Tout au long du XXe siècle, des écrivains ont mis leurs phrases à l’épreuve de celles des Chants et de Poésies : Jarry, Tzara, Aragon et Breton, Ponge, Sollers, Debord. A chaque fois se produit un renversement des perspectives, une avant-garde naît, les coordonnées se redistribuent. Comme le note Aragon dans La Mise à mort, grand livre ducassien, il s’agit, à chaque nouvelle époque, d’« écrire comme si on détournait le fleuve de son cours, et cela précisément dans un monde qui se précipite vers sa perte ».
Il existe une histoire secrète du XXe siècle ; elle coïncide avec celle de la lecture de Lautréamont. Le surréalisme est fondé sur la rencontre d’Aragon et Breton avec Lautréamont ; et en tant que société secrète reposant sur la pratique du détournement, il en va de même pour l’Internationale Situationniste ; puis de Tel Quel. Guy Debord, dès 1967, glisse des phrases de Lautréamont sans guillemets dans La Société du spectacle ; et à la fin de sa vie, dans une page de Panégyrique, il compare la beauté insurrectionnelle d’un orage à l’écriture des Poésies : « Rien dans l’art, écrit-il, ne m’a paru donner cette impression de l’éclat sans retour, excepté la prose que Lautréamont a employée dans l’exposé programmatique qu’il a appelé Poésies. »
La foudre blanche écrit son propre soulèvement ; elle provoque ce que Debord appelle une « série d’illuminations soudaines de l’horizon », Ces illuminations sont la trace dans le ciel que produit Lautréamont à travers le temps.

*

La seule véritable histoire est celle de l’insurrection, celle qui ouvre des brèches ; et transforme ces brèches en occasions de liberté. Ainsi Lautréamont est-il disponible, à chaque instant, pour retourner votre existence. Il ne s’agit pas seulement de lire Lautréamont, mais de laisser cette lecture vous embraser au point que vous deveniez vous-même un point d’insurrection. Celui ou celle qui lit vraiment Lautréamont dégage aussitôt dans sa vie une région qu’on croyait clôturée : celle d’un refus qui ressuscite ce qu’il y a d’indomptable en chacun.
C’est votre existence elle-même qui sera capable alors d’entendre Lautréamont — qui l’entendra comme il a écrit et pensé, c’est-à-dire avec l’ampleur d’un satori noir.
A la manière dont un homme ou une femme lit Lautréamont, on reconnaît l’étendue de sa liberté. Rimbaud pourra éventuellement vous charmer pour de mauvaises raisons : vous pourrez même avoir l’illusion qu’il parle la même langue que vous. Lautréamont, d’emblée, vous rejette. Il faut, pour aimer vraiment cet événement de rupture qui se trame et se détrame au long des phrases des Chants et de Poésies, rejoindre la solitude la plus seule, celle où l’auto-déchirement de la raison s’endure comme un décapage de cerveau ; où quelque chose d’aussi prodigieux que l’acheminement du savoir absolu se produit au travers d’une machine à métamorphose permanente (ce qu’on appelle, précisément, la littérature). Trouvez la ressource personnelle pour vous rendre disponible à une telle provision de liberté : vous découvrirez alors que quelqu’un s’est rendu capable d’occuper simultanément toutes les places de la Bibliothèque. Et peut-être cette découverte réveillera-t-elle en vous la possibilité de refuser à votre tour la place homologuée que la société vous réserve a priori ; et de vous jeter vers ce point illimité à partir duquel s’ouvrent — et disparaissent — toutes les places.

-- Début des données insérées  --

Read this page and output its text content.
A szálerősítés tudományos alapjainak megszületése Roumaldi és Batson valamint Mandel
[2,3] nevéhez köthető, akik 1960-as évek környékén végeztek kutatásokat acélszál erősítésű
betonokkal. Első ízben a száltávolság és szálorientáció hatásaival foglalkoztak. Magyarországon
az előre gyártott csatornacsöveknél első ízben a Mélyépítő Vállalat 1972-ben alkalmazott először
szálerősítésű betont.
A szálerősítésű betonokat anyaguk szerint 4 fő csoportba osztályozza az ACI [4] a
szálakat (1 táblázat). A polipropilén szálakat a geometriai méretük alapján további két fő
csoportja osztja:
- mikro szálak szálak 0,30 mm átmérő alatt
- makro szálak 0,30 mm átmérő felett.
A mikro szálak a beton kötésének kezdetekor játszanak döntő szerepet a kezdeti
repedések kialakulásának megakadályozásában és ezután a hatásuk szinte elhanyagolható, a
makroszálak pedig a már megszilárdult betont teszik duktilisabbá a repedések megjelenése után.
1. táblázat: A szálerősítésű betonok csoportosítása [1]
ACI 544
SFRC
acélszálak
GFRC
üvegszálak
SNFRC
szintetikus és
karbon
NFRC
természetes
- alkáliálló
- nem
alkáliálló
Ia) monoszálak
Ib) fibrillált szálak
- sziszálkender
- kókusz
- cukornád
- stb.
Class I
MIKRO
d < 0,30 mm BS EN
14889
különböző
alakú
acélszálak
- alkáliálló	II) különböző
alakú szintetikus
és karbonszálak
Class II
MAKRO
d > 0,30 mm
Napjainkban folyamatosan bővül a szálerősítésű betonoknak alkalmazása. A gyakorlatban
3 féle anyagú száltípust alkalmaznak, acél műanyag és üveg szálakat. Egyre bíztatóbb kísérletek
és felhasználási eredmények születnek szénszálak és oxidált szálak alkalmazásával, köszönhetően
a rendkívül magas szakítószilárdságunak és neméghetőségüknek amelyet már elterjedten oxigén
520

Comme dit Borges : « Les détails prophétisent. » C’est pourquoi j’aime tellement, dans Les Chants de Maldoror, l’évocation discrète d’« une feuille de papier accrochée à un clou fixé contre la muraille » où je devine le texte lui-même qui s’écrit ; ou même « ces étincelles dont l’oeil a de la peine à suivre l’effacement rapide, sur du papier brûlé » en lesquelles se camouflent les phrases de Lautréamont.
J’aime également le passage furtif de plusieurs « éléphants écorchés », le tremblement de la « lave intérieure d’un volcan », une figue qui mange un âne, un « canif américain » dépeçant une fillette, la « barbe pleine de cervelle » du Créateur en pleine débauche, ainsi que la présence d’une « comète enflammée ». J’ai de l’amitié pour ce glaive implanté verticalement dans les reins de Maldoror, qui fait de lui la créature sacrificielle par excellence — celle qu’il nomme le « taureau des fêtes ». J’aime aussi que ce glaive planté dans sa colonne vertébrale consonne avec le « glaive de diamant » de ses propres phrases.
J’apprécie, comme on frissonne à l’apparition d’une beauté qui vous comble, certaines pépites glanées au fil des phrases : « les replis indécis d’une aurore boréale », les « rides vertes » d’un front, « des ténias à travers le contenu d’un pot de chambre », et lovés au coeur homicide d’une page sanguinolente, de soudains « replis de satin ». J’aime enfin, et je sais que le lecteur adore avec moi ce passage, la minutieuse attraction que provoquent les « gouttes séminales » de Maldoror, lesquelles, comme la panthère parfumée de Dionysos, attirent les membres de l’humanité les plus tenaces : « Ils viennent des bords des Amazones, ils traversent les vallées qu’arrose le Gange, ils abandonnent le lichen polaire, pour accomplir de longs voyages à ma recherche — écrit Maldoror —, et demander aux cités immobiles si elles n’ont pas vu passer, un instant, le long de leurs remparts, celui dont le sperme sacré embaume les montagnes, les lacs, les bruyères, les forêts, les promontoires et la vastitude des mers. »
Qui est donc celui dont le sperme est sacré ? Un dieu ? Il n’est pas né, en tout cas, d’un mâle et d’une femelle. Sans doute est-il le fruit d’un accouplement extatique avec le temps lui-même ; ses phrases — comme son sperme — explorent les plus inaccessibles chemins, et formulent ce qui manque à l’espèce humaine.

*

Lautréamont est en avant [20]. Il est le meilleur sésame pour la littérature future. Guy Debord, le dernier révolutionnaire français, a compris, en donnant à Lautréamont le nom d’un orage, qu’il remplacerait désormais celui de RÉVOLUTION.
Rien de mieux à faire, donc — aujourd’hui où les emplois du temps sont tous nivelés sur la recherche quotidienne du profit et la récolte de la détresse —, que d’ouvrir sa tête et son corps à cet orage.
Celui qui distingue l’orage au coeur de cette platitude organisée a des chances de se mettre à vivre, à écrire et à penser en déshabillant les apparences actuelles. Chaque époque crée les conditions de son ravage, et aussi la nervure de sa délivrance. Lautréamont, comme quelques autres, plus « anciens » encore, éclaire ce début de XXIe siècle de son rire sombre.

*

Est-il possible, dans un monde voué au calcul et à la mise en équivalence de chacun comme marchandise, de se dégager ?
Est-il possible, lorsque la destruction règne, de s’excepter du ravage ?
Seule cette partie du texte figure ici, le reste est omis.